Recovering From a Tragic Loss
Stacy Wilson’s death was a tremendous loss to her family and friends, but it was also a source of immense strength for her mother. Mary Wilson channeled her grief and sadness in positive ways, taking her daughter out of her grief with a trip to the beach and helping her relax by doing some crafts. Wilson also began doing some household maintenance around the house, cleaning and doing some light exercise. These actions helped Wilson get her mind off of her loss and helped to provide some much-needed energy to help get through her daughter’s death.

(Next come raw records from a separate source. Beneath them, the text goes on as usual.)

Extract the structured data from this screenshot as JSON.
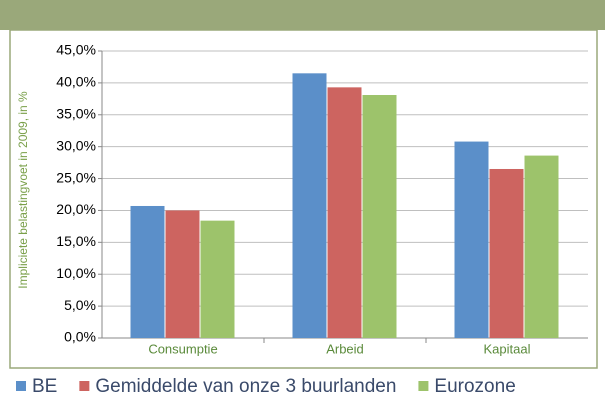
{
  "chart_data": {
    "type": "bar",
    "y_label": "Impliciete belastingvoet in 2009, in %",
    "categories": [
      "Consumptie",
      "Arbeid",
      "Kapitaal"
    ],
    "series": [
      {
        "name": "BE",
        "color": "#5b8fc9",
        "values": [
          20.7,
          41.5,
          30.8
        ]
      },
      {
        "name": "Gemiddelde van onze 3 buurlanden",
        "color": "#cd6460",
        "values": [
          20.0,
          39.3,
          26.5
        ]
      },
      {
        "name": "Eurozone",
        "color": "#9dc36b",
        "values": [
          18.4,
          38.1,
          28.6
        ]
      }
    ],
    "ylim": [
      0,
      45
    ],
    "yticks": [
      {
        "value": 0,
        "label": "0,0%"
      },
      {
        "value": 5,
        "label": "5,0%"
      },
      {
        "value": 10,
        "label": "10,0%"
      },
      {
        "value": 15,
        "label": "15,0%"
      },
      {
        "value": 20,
        "label": "20,0%"
      },
      {
        "value": 25,
        "label": "25,0%"
      },
      {
        "value": 30,
        "label": "30,0%"
      },
      {
        "value": 35,
        "label": "35,0%"
      },
      {
        "value": 40,
        "label": "40,0%"
      },
      {
        "value": 45,
        "label": "45,0%"
      }
    ],
    "grid": true,
    "legend": "bottom"
  }
}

A Loss to Her Whole Community
Stacy Wilson’s death affected everyone in the community — not just her family — in a big way. Her classmates, co-workers and friends at Hampton raved about how much they loved her and how much they missed her. One of Stacy’s former classmates described Wilson as “the life of the party.” She loved to have fun and would do anything for her friends. When Stacy wasn’t having fun, she was working on her engineering degree, helping people, helping her parents stay on top of their finances and helping her ex-wife find her footing as a single parent.
Murderer Shorn Samuel Made Demands
During the search for the person responsible for murdering Stacy Wilson, it was discovered that the killer had also hacked into Wilson’s phone. He had even changed the pass code multiple times. He requested that the individual on the opposite end get back to him, despite the fact that they realized they shouldn’t. The police were able to identify the killer, who was ultimately convicted of felony murder and sentenced to life in prison.
Stacy Wilson’s death was a huge loss for her family and friends, but it was also a source of immense strength for her mother. Mary Wilson channeled her grief and sadness in positive ways, taking her daughter out of her grief with a trip to the beach and helping her relax. She also began doing some household maintenance around the house, cleaning and doing some light exercise. These actions helped Wilson get her mind off of her loss and helped to provide some much-needed energy to help get through her Daughter’s death.